Many of my passions I have had in the past have cooled off or died. I look back over the last 20 years or so and it saddens me some. Some I just grew out of for the better, others well.... . Let's just life has worn me down and at times I have not let myself be passionate. I was afraid to let passion be stirred in me. I almost became dead on the inside to a certain extend. I shut off almost all feeling. I was wound up real tight on the inside. Even rooting for my sports team seemed hard because I didn't want to feel the disappointment of their loosing. So I let my sports passions cool. My passion for aircraft was another I have let die. That was all I thought about growing up (besides sports and you know). Now I hardly give it a second thought. It was easier to move on to something else after my KU days. In my mind I was a failure so I tried to move on.

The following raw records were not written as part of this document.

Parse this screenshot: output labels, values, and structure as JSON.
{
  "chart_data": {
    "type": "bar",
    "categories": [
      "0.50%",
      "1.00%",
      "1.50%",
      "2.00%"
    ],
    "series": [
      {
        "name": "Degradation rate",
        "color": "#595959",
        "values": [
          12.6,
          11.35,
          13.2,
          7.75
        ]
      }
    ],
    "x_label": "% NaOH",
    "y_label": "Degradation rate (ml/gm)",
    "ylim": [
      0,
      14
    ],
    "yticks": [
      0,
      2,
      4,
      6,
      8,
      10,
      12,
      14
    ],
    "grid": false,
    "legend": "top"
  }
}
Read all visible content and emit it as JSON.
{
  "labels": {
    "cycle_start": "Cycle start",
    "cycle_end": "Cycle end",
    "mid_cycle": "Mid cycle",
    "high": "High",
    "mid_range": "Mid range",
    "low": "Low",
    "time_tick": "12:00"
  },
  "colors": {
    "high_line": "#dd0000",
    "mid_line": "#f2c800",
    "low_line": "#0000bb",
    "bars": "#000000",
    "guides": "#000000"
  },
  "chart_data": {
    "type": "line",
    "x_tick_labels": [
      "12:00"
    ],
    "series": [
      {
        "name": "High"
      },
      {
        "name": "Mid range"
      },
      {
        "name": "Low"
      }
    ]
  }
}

So what about now? Well now I have new passions. Foremost are the Lord and my wife and family. These are my true passions. Through the Lord I have been able be passionate again. He has given me my wonderful wife and family. Through my wife I have really learned to trust and give my all, in short be passionate, about something again. It is a awesome feeling. Now he is awakening and reawakening passions in me. I feel that I am becoming the man that God has wanted me to be. I have a future vocation that I am excited about getting into once again, instead of a dead end job or a career I didn't have a heart for, but didn't know how to get out of. I am excited about life and for once about my past and letting people know who I really am. No more not letting people in or only letting people get to know one part of me. I feel the a fire starting to light in me. Thank you Christina, thank you Lord.